No passado e ainda recentemente multidões também seguiram
ditadores e pregadores de ideologias de força, sem jamais questionar aquelas
mortes e prisões. Hitler também dava socos e berrava suas ideias diante de
multidões sequiosas de vitória e resgate da dignidade alemã. A condenação da
Igreja às ideias de Hitler repercutiu pouco nos alemães daqueles dias. O bispo
de Mainz proibiu aos católicos inscrever-se no Partido Nazista. Se o fizessem
não seriam admitidos no sacramento. O motivo não era o ateísmo de Hitler, mas o
tipo de ateísmo que ele apregoava. A diocese de Kohln também emitiu a mesma
proibição. A Igreja não foi ouvida. Racistas e enlouquecidos acreditaram mais em
Hitler do que nos bispos. A mídia daqueles dias e o marketing poderoso do III
Reich derrotaram as cátedras episcopais. Milhões resolveram ouvir o Partido.

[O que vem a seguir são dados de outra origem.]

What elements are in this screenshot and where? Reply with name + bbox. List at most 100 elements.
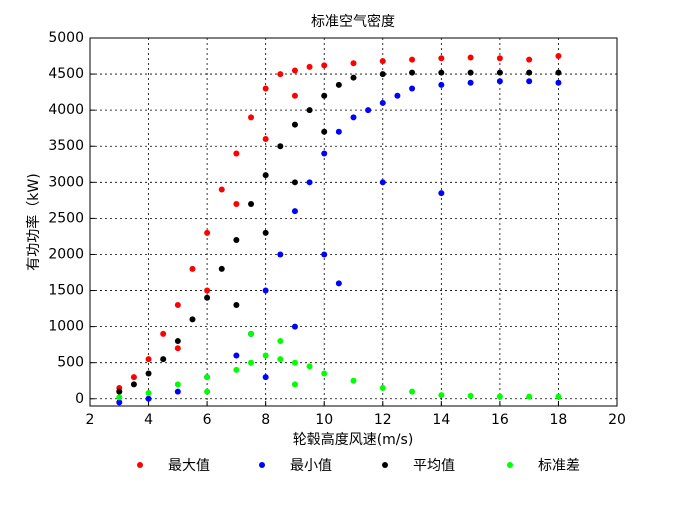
- x-tick-label: 6: [203, 412, 212, 428]
- x-tick-label: 10: [315, 412, 333, 428]
- point: [204, 374, 211, 381]
- x-tick-label: 20: [608, 412, 626, 428]
- y-tick-label: 4500: [48, 66, 84, 82]
- point: [365, 107, 372, 114]
- point: [306, 179, 313, 186]
- y-tick-label: 2000: [48, 246, 84, 262]
- point: [116, 399, 123, 406]
- point: [291, 67, 298, 74]
- point: [277, 356, 284, 363]
- point: [262, 85, 269, 92]
- point: [409, 85, 416, 92]
- point: [467, 69, 474, 76]
- point: [291, 359, 298, 366]
- plot-frame: [89, 37, 618, 407]
- point: [233, 237, 240, 244]
- point: [306, 63, 313, 70]
- point: [409, 388, 416, 395]
- point: [262, 136, 269, 143]
- point: [306, 363, 313, 370]
- point: [335, 128, 342, 135]
- point: [526, 69, 533, 76]
- point: [496, 55, 503, 62]
- point: [145, 390, 152, 397]
- point: [248, 330, 255, 337]
- point: [277, 143, 284, 150]
- point: [496, 69, 503, 76]
- point: [277, 338, 284, 345]
- point: [306, 107, 313, 114]
- point: [350, 60, 357, 67]
- point: [204, 388, 211, 395]
- y-axis-label: 有功功率（kW): [25, 173, 42, 270]
- point: [496, 393, 503, 400]
- point: [291, 381, 298, 388]
- point: [409, 69, 416, 76]
- point: [555, 69, 562, 76]
- point: [409, 56, 416, 63]
- point: [394, 92, 401, 99]
- point: [321, 370, 328, 377]
- point: [116, 388, 123, 395]
- point: [350, 74, 357, 81]
- y-tick-label: 5000: [48, 30, 84, 46]
- point: [555, 393, 562, 400]
- y-tick-label: 1500: [48, 283, 84, 299]
- point: [204, 229, 211, 236]
- point: [160, 356, 167, 363]
- point: [174, 338, 181, 345]
- point: [262, 374, 269, 381]
- point: [379, 179, 386, 186]
- point: [145, 356, 152, 363]
- point: [145, 395, 152, 402]
- point: [262, 352, 269, 359]
- point: [204, 294, 211, 301]
- point: [233, 150, 240, 157]
- point: [174, 381, 181, 388]
- point: [496, 78, 503, 85]
- x-tick-label: 4: [144, 412, 153, 428]
- point: [321, 62, 328, 69]
- point: [438, 69, 445, 76]
- point: [262, 229, 269, 236]
- point: [467, 392, 474, 399]
- point: [321, 128, 328, 135]
- point: [350, 377, 357, 384]
- point: [233, 200, 240, 207]
- point: [379, 384, 386, 391]
- x-tick-label: 12: [374, 412, 392, 428]
- point: [262, 172, 269, 179]
- point: [438, 190, 445, 197]
- point: [526, 56, 533, 63]
- point: [291, 179, 298, 186]
- point: [335, 81, 342, 88]
- x-tick-label: 2: [86, 412, 95, 428]
- x-axis-label: 轮毂高度风速(m/s): [293, 431, 414, 448]
- point: [160, 330, 167, 337]
- point: [277, 71, 284, 78]
- x-tick-label: 18: [550, 412, 568, 428]
- point: [321, 150, 328, 157]
- point: [218, 186, 225, 193]
- chart-title: 标准空气密度: [311, 13, 395, 30]
- point: [291, 92, 298, 99]
- point: [291, 208, 298, 215]
- x-tick-label: 16: [491, 412, 509, 428]
- legend-marker: [137, 462, 143, 468]
- point: [350, 114, 357, 121]
- x-tick-label: 8: [261, 412, 270, 428]
- point: [130, 374, 137, 381]
- legend-label: 最小值: [290, 458, 332, 474]
- point: [335, 280, 342, 287]
- point: [204, 287, 211, 294]
- point: [291, 323, 298, 330]
- legend-marker: [382, 462, 388, 468]
- x-tick-label: 14: [432, 412, 450, 428]
- point: [116, 394, 123, 401]
- point: [555, 53, 562, 60]
- point: [467, 79, 474, 86]
- point: [321, 251, 328, 258]
- y-tick-label: 500: [57, 355, 84, 371]
- point: [291, 121, 298, 128]
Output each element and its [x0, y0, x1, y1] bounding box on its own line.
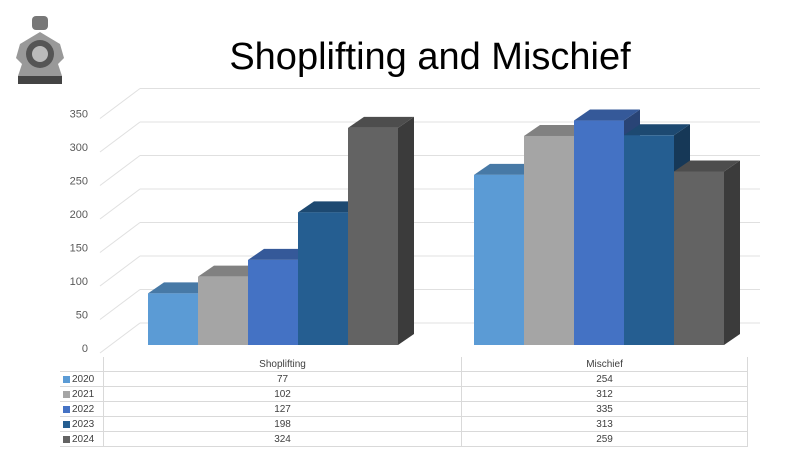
chart-title: Shoplifting and Mischief: [229, 36, 631, 78]
data-value: 313: [461, 416, 748, 432]
legend-swatch: [63, 435, 70, 443]
y-tick-label: 100: [70, 276, 88, 288]
legend-entry: 2021: [60, 386, 104, 402]
legend-entry: 2023: [60, 416, 104, 432]
bar: [348, 127, 398, 345]
gridline-side: [99, 322, 141, 354]
data-value: 259: [461, 431, 748, 447]
legend-entry: 2022: [60, 401, 104, 417]
data-value: 198: [102, 416, 463, 432]
legend-swatch: [63, 420, 70, 428]
series-name: 2023: [72, 418, 95, 430]
bar: [474, 174, 524, 345]
bar-top: [624, 124, 690, 136]
y-tick-label: 350: [70, 109, 88, 121]
table-row: 2020 77 254: [60, 371, 748, 387]
bar-side: [398, 116, 414, 345]
table-row: 2021 102 312: [60, 386, 748, 402]
bar-top: [574, 109, 640, 121]
bar-top: [248, 248, 314, 260]
y-tick-label: 50: [76, 310, 88, 322]
bar: [574, 120, 624, 345]
y-tick-label: 250: [70, 176, 88, 188]
table-row: 2023 198 313: [60, 416, 748, 432]
category-label: Mischief: [461, 357, 748, 372]
data-value: 127: [102, 401, 463, 417]
y-tick-label: 150: [70, 243, 88, 255]
legend-swatch: [63, 405, 70, 413]
gridline-side: [99, 121, 141, 153]
y-tick-label: 200: [70, 209, 88, 221]
bar-side: [724, 160, 740, 345]
data-value: 324: [102, 431, 463, 447]
series-name: 2022: [72, 403, 95, 415]
bar: [248, 259, 298, 345]
gridline-side: [99, 188, 141, 220]
data-value: 335: [461, 401, 748, 417]
bar-top: [298, 201, 364, 213]
series-name: 2021: [72, 388, 95, 400]
data-value: 77: [102, 371, 463, 387]
bar-top: [198, 265, 264, 277]
bar-top: [674, 160, 740, 172]
bar: [198, 276, 248, 345]
table-row: 2022 127 335: [60, 401, 748, 417]
bar-top: [148, 282, 214, 294]
bar-top: [524, 124, 590, 136]
gridline-side: [99, 255, 141, 287]
legend-swatch: [63, 375, 70, 383]
gridline-side: [99, 155, 141, 186]
legend-swatch: [63, 390, 70, 398]
bar: [298, 212, 348, 345]
category-label: Shoplifting: [102, 357, 463, 372]
gridline-side: [99, 289, 141, 320]
bar: [624, 135, 674, 345]
data-table: Shoplifting Mischief 2020 77 254 2021 102 312 2…: [60, 357, 748, 447]
y-tick-label: 300: [70, 142, 88, 154]
bar-top: [348, 116, 414, 128]
bar-top: [474, 163, 540, 175]
series-name: 2020: [72, 373, 95, 385]
series-name: 2024: [72, 433, 95, 445]
table-row: 2024 324 259: [60, 431, 748, 447]
legend-entry: 2020: [60, 371, 104, 387]
gridline-side: [99, 88, 141, 119]
data-value: 312: [461, 386, 748, 402]
legend-entry: 2024: [60, 431, 104, 447]
rcmp-crest-logo: [12, 14, 68, 95]
bar: [524, 135, 574, 345]
bar: [674, 171, 724, 345]
data-value: 254: [461, 371, 748, 387]
y-tick-label: 0: [82, 343, 88, 355]
data-value: 102: [102, 386, 463, 402]
bar: [148, 293, 198, 345]
gridline-side: [99, 222, 141, 253]
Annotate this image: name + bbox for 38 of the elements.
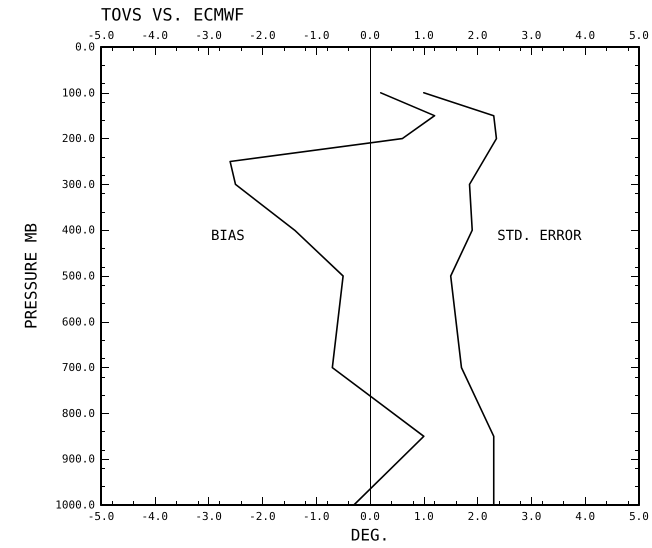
x2-tick-label: 3.0 bbox=[521, 29, 542, 42]
x-tick-label: -2.0 bbox=[249, 510, 276, 523]
y-tick-label: 700.0 bbox=[62, 361, 95, 374]
x2-tick-label: 1.0 bbox=[414, 29, 434, 42]
x-axis-title: DEG. bbox=[350, 525, 390, 544]
y-axis-title: PRESSURE MB bbox=[22, 223, 40, 329]
y-tick-label: 500.0 bbox=[62, 270, 95, 282]
x-tick-label: -1.0 bbox=[302, 510, 330, 523]
x2-tick-label: 0.0 bbox=[360, 29, 380, 42]
x-tick-label: 0.0 bbox=[360, 510, 380, 523]
y-tick-label: 100.0 bbox=[62, 86, 95, 100]
x-tick-label: -5.0 bbox=[88, 510, 114, 523]
x-tick-label: -3.0 bbox=[195, 510, 222, 523]
x-tick-label: 4.0 bbox=[575, 510, 596, 523]
y-tick-label: 1000.0 bbox=[55, 498, 95, 512]
x2-tick-label: -4.0 bbox=[142, 29, 168, 42]
y-tick-label: 200.0 bbox=[62, 132, 95, 146]
x-tick-label: -4.0 bbox=[142, 510, 168, 523]
y-tick-label: 400.0 bbox=[62, 224, 95, 237]
x2-tick-label: -5.0 bbox=[88, 29, 114, 42]
x2-tick-label: -3.0 bbox=[195, 29, 222, 42]
y-tick-label: 300.0 bbox=[62, 178, 95, 191]
y-tick-label: 900.0 bbox=[62, 452, 95, 466]
x2-tick-label: -2.0 bbox=[249, 29, 276, 42]
x2-tick-label: 4.0 bbox=[575, 29, 596, 42]
text: BIAS bbox=[210, 228, 245, 244]
x-tick-label: 2.0 bbox=[468, 510, 488, 523]
x2-tick-label: 5.0 bbox=[629, 29, 649, 42]
x2-tick-label: 2.0 bbox=[468, 29, 488, 42]
y-tick-label: 0.0 bbox=[75, 40, 95, 54]
x-tick-label: 5.0 bbox=[629, 510, 649, 523]
x-tick-label: 1.0 bbox=[414, 510, 434, 523]
y-tick-label: 800.0 bbox=[62, 406, 95, 420]
chart-title: TOVS VS. ECMWF bbox=[101, 6, 244, 26]
series-label: STD. ERROR bbox=[497, 228, 582, 244]
y-tick-label: 600.0 bbox=[62, 315, 95, 328]
x2-tick-label: -1.0 bbox=[302, 29, 330, 42]
x-tick-label: 3.0 bbox=[521, 510, 542, 523]
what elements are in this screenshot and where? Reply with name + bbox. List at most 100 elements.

Hitler, Stálin e Pol Pot e, não esqueçamos Fidel
Castro mataram e prenderam quem se lhes opunha. Alguns como Hitler assassinaram
sem dó nem piedade milhões de opositores ou pessoas de etnia que desprezavam.
Não o fizeram por serem ateus porque muitos ateus discordaram deles. Fizeram por
acharem que sem as armas não se disciplina um povo e não se derrota um
sistema. Bin Laden e seus seguidores, hoje, usam do mesmo
argumento! Por que dialogar se a violência os leva mais depressa aos seus
objetivos?
O nosso não é um mundo equilibrado, mas nele moram os
que não precisam de Deus e nunca precisaram e cada vez precisam menos. Moram no
mesmo planeta os que precisaram, precisam e buscam os sinais de Deus na sua
vida e no mundo. Também moram ao nosso lado os que vivem depressa, comem
depressa, querem tudo depressa e não poucas vezes também aceitam e proclamam
milagres depressa demais. A serenidade continua sendo uma das melhores provas de
que alguém de fato se encontrou. Encontrando-se é bem mais fácil encontrar
outras respostas.
Respeitemos o ateu e o crente sereno; questionemos os sôfregos,
os exigente e os gritalhões. Não é por que urrava que Hitler estava certo. E
não é porque discursava cinco a seis horas que Fidel tinha razão. Diga-se o mesmo
de outros ditadores de esquerda ou direita e pregadores que falavam com Deus 24
horas por dia!
A busca de Deus não é um jogo de crer ou não crer. E é
muito mais do que fazer torcida, xingar um ao outro e destruir o bom nome da mãe
do juiz. Crer ou descrer com fundamento é coisa para pessoas serenas. Deve ser
por isso que crentes e ateus tranquilos conseguem ser amigos. O mesmo já não se
pode afirmar dos exaltados. Não admitem que as coisas não sejam como eles as
interpretam. Se ainda não leu livros de crentes e de ateus fanáticos perdeu uma
boa chance de ver aonde levam as ojerizas e as intolerâncias!